Dès les années 1970, à l’époque même où émergent les revendications concernant les droits
des homosexuels, General Idea s’interroge de manière originale sur la sexualité. Sans se limiter
au sujet de l’homosexualité, ils explorent la forme du triangle et ses implications tant dans le
champ social que dans celui de la création. Mondo Cane Kama Sutra en est un exemple : des
caniches aux formes schématiques s’ébattent dans des positions inspirées du Kama Sutra. Des
objets à la forme suggestive et une série de dessins hybrides inédits de Jorge Zontal
complètent cette thématique. La figure du trio, modèle anti-patriarcal, apparaît en outre dans
des Showcards et d’autres oeuvre traduisant des interrogations relatives à une structuration
sociale et familiale à subvertir.
Dès 1987, General
Idea s’intéresse au désastre sanitaire et social que constitue le sida, et le traite comme un sujet
à part entière. Inspiré par les principes de Marshall McLuhan sur les médias de masse, les
artistes ont toujours considéré que l’image et l’oeuvre d’art avaient le pouvoir de s’immiscer
dans tous les domaines de la société. C’est donc naturellement qu’ils assimilent le mode de
diffusion de l’art à celui du virus, et lancent leur tentaculaire projet « AIDS », qui les occupera
jusqu’en 1994.
L’image maîtresse de ce projet est une peinture apparue en juin 1987 à New York, dans une
exposition organisée au profit de la lutte contre le sida (elle est exposée au début du
parcours). Il s’agit d’un détournement du célèbre LOVE créé en 1964 par Robert Indiana, artiste
américain associé au Pop Art.
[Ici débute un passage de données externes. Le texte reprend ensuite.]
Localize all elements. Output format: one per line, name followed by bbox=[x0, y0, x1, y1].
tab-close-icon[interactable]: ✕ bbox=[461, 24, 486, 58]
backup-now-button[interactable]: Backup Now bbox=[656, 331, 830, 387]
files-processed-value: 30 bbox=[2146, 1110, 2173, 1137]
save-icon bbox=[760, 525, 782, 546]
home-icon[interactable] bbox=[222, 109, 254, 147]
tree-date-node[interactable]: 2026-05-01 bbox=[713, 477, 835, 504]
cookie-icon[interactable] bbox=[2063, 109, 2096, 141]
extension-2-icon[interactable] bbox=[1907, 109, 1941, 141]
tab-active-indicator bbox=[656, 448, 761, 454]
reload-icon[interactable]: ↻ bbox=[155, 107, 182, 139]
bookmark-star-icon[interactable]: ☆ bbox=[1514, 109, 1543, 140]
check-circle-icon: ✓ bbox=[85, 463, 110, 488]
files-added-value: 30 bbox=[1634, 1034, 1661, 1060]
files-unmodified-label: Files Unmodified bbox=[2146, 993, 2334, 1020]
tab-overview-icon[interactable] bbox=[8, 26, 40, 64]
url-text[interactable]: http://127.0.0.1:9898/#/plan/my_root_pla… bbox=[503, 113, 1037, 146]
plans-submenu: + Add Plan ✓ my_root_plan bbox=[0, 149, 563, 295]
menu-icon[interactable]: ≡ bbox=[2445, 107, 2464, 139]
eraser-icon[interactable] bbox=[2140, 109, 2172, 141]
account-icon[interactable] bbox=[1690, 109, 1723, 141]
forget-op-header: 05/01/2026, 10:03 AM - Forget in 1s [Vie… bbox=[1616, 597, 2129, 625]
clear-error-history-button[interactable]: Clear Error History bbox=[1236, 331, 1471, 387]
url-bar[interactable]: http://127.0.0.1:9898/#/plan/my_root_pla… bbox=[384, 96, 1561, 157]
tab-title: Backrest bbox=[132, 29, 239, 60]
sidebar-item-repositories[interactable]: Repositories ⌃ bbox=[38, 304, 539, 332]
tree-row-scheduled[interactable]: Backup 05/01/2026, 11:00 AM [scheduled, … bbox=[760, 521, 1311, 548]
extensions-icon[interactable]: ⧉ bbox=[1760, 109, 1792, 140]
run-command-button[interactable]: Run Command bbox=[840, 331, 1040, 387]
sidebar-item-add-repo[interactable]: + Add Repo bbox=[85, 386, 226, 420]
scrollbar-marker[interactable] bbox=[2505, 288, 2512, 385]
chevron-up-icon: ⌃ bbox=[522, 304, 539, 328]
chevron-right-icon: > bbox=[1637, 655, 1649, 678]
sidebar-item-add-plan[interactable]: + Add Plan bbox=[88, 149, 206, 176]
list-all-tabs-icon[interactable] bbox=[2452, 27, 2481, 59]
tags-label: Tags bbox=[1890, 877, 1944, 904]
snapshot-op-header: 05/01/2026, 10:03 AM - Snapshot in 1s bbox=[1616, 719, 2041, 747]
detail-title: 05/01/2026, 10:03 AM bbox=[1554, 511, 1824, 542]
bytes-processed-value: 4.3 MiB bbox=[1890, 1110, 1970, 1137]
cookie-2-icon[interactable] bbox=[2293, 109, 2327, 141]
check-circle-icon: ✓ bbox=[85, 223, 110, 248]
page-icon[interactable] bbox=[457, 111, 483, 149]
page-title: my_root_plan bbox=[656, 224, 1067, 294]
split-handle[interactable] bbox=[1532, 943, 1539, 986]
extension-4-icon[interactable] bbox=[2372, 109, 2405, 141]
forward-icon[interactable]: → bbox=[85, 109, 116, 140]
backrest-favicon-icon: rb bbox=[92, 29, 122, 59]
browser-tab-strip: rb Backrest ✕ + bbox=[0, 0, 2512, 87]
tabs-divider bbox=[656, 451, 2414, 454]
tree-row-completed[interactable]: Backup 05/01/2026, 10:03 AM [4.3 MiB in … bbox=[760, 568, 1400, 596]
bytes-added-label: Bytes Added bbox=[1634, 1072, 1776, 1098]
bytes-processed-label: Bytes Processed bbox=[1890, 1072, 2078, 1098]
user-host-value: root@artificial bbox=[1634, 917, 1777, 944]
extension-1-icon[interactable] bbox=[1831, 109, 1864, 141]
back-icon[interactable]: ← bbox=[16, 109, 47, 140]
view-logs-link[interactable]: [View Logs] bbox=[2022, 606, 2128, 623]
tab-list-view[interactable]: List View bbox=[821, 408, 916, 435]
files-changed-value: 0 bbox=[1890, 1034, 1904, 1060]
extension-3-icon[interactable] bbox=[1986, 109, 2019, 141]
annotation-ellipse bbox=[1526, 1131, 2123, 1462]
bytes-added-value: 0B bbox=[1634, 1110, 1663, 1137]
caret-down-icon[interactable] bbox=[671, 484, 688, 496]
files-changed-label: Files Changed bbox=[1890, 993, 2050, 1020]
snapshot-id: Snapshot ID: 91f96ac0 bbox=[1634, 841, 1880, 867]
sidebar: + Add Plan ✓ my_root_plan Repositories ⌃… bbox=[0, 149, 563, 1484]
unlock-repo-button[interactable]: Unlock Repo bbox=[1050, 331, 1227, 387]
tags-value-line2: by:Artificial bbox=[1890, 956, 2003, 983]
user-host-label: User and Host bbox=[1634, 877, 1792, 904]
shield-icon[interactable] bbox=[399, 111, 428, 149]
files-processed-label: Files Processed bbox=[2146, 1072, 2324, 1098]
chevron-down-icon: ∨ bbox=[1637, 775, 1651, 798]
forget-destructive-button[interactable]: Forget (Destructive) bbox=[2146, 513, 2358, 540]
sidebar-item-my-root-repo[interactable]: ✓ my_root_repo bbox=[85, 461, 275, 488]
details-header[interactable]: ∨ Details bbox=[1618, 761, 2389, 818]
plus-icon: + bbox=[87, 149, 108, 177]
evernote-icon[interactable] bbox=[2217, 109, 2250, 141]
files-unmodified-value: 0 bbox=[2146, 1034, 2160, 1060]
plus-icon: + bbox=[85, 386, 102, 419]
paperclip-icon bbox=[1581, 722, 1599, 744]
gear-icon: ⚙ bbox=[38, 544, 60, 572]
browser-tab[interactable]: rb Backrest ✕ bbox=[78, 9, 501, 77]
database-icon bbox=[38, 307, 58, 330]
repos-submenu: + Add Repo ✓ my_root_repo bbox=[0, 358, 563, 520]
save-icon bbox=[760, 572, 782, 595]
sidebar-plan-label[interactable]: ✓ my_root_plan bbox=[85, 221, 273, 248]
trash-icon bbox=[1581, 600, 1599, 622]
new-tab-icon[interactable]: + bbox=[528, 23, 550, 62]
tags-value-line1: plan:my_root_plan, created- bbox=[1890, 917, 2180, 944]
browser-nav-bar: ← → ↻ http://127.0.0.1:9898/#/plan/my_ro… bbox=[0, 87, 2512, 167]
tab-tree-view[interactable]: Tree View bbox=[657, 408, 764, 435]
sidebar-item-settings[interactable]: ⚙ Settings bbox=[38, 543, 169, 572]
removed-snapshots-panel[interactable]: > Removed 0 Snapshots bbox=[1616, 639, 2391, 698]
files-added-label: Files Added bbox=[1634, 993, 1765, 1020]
General Idea s’approprie cette icône d’une génération, en
remplaçant « LOVE » par « AIDS », le nom de la maladie devenu un nouvel emblème des
années 1980.
C’est sur un clin d’oeil que l’installation P is for Poodle: The Milky Way from the 1984 Miss General
Idea Pavillion conclut l’exposition. Elle présente une étable de caniches, avec de la paille et
des tabourets à traire. Trois chiens, les yeux vers le ciel, contemplent la voie lactée et la
constellation du « Canus Major ».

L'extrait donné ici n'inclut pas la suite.